Seems like a crappy idea if the songs were never good enough to use in the first place, surely in ALL this time since VHIII (15yrs ?) they've come up with some new better stuff. I guess if they've used up all there old demos and songs that weren't good enough to use back then that this will be the last VH album ever.
There's all kinds of reasons why songs don't make it onto albums. EG they might not fit into the overall mood or flow. Remember that when Van Halen started they had to reduce whatever list of candidate, maybe even recorded songs down to about 40 minutes because that's what you got on a vinyl long player. In Van Halen's case, with the lead singer changing, they may have abandoned some songs that were suited to DLR when Sammy Hagar came on board.
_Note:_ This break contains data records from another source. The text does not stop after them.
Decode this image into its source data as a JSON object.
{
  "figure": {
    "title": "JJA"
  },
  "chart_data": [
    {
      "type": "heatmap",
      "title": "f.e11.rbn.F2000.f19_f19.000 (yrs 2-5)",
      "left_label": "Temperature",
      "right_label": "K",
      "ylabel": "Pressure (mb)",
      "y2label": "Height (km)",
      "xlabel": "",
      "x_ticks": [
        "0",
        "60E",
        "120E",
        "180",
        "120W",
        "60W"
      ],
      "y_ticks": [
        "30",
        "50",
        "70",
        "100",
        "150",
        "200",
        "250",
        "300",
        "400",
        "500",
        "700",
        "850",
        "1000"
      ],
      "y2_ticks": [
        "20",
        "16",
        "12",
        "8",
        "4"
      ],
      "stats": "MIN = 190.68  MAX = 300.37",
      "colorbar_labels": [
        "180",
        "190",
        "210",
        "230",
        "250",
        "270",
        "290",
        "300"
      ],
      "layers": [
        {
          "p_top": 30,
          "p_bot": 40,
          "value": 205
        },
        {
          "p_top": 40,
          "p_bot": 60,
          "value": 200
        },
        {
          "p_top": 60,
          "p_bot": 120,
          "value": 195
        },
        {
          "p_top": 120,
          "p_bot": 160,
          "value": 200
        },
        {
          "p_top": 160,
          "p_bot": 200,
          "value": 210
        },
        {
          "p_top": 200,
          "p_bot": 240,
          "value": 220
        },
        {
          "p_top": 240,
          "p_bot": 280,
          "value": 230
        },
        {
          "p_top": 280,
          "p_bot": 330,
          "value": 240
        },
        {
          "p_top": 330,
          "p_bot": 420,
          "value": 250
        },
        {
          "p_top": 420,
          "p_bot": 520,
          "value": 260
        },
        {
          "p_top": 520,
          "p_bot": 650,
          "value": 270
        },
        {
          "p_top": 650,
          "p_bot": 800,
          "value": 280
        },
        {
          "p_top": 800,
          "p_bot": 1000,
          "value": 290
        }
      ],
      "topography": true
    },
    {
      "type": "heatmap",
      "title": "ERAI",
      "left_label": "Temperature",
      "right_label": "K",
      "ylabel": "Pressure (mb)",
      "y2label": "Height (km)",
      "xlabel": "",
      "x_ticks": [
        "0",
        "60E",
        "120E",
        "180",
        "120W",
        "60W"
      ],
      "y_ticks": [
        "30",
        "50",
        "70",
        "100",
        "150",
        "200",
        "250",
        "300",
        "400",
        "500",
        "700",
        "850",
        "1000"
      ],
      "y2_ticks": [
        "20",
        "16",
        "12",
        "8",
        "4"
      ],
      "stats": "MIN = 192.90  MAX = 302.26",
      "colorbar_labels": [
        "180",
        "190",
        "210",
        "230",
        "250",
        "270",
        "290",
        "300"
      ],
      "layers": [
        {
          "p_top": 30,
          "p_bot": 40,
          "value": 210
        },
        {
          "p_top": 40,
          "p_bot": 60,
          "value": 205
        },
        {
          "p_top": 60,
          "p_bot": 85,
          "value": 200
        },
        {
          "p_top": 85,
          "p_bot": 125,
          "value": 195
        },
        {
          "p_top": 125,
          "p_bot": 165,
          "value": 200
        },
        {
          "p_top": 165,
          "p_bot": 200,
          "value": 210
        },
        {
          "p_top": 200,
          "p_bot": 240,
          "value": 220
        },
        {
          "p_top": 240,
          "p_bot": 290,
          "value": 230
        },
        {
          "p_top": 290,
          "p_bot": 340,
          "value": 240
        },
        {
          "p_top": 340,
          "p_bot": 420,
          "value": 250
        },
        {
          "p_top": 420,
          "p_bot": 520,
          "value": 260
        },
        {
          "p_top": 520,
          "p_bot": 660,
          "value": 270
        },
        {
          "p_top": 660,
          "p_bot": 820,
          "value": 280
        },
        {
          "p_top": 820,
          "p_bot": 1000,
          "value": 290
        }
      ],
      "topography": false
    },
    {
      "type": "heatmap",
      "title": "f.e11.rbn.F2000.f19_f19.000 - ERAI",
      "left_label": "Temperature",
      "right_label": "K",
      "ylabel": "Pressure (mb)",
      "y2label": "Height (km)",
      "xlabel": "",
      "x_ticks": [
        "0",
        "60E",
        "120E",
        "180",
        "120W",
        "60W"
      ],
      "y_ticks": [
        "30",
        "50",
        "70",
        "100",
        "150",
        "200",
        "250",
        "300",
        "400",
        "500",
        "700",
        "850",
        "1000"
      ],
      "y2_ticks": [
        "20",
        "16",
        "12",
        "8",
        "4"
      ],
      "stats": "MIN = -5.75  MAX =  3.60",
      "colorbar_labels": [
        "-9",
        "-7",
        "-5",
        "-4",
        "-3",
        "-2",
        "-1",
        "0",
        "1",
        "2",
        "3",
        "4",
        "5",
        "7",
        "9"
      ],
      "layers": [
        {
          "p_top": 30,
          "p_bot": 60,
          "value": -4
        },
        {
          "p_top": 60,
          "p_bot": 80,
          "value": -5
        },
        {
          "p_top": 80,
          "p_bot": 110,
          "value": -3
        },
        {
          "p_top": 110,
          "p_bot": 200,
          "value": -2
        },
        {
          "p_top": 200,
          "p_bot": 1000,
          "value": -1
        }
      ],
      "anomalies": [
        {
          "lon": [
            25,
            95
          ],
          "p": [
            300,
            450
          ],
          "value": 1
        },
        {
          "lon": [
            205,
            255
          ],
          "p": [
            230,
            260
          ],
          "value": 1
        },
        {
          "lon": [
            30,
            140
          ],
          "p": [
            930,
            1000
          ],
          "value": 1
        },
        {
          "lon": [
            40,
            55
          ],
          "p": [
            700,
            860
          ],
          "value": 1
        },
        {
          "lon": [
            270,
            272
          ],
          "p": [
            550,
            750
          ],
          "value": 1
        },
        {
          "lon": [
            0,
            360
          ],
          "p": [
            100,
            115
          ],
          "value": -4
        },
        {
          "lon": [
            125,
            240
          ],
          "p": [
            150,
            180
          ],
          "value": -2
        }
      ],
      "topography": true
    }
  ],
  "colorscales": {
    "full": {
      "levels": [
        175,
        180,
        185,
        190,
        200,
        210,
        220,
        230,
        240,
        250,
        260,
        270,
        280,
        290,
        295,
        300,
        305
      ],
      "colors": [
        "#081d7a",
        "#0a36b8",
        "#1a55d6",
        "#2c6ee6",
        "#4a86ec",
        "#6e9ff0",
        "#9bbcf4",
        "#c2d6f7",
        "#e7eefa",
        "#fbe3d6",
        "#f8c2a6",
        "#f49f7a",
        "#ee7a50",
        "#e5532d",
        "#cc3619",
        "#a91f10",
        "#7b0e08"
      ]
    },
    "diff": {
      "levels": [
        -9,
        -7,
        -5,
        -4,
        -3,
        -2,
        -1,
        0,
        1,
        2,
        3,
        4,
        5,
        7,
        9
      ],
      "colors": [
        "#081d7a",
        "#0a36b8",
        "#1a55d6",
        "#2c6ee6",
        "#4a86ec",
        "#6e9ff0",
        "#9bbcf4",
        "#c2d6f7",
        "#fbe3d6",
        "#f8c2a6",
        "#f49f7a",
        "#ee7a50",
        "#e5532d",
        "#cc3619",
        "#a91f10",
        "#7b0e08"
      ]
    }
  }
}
Reusing previously recorded or written songs is not without precedent. Led Zeppelin did it, and one of their best selling albums. The album
Houses Of The Holy had no song by that name, but the album that followed,
Physical Graffiti, did. Several other tracks on that album were outtakes from previous recording sessions or were re-recorded. Richard Thompson (I haven't mentioned him this week) basically recorded a whole album twice - the first recording was never released, Thompson had no rights to those recordings but he did own the rights to the songs and could make fresh recordings of them.
I don't think it's a big deal. Songs come when they come, not when an album is due, and they may pile up for all sorts of reasons. Or exist as fragments. I read recently that Yes in the 70s would make records basically be recording short snippets in the studio which their engineer would stitch together into tracks - then they'd learn to play the songs as assembled! Michael Jackson, Prince (if we're allowed to call him that) and Paul McCarteney have all kinds of riffs and rhythm tracks and half-finished lyrics that they save for later use.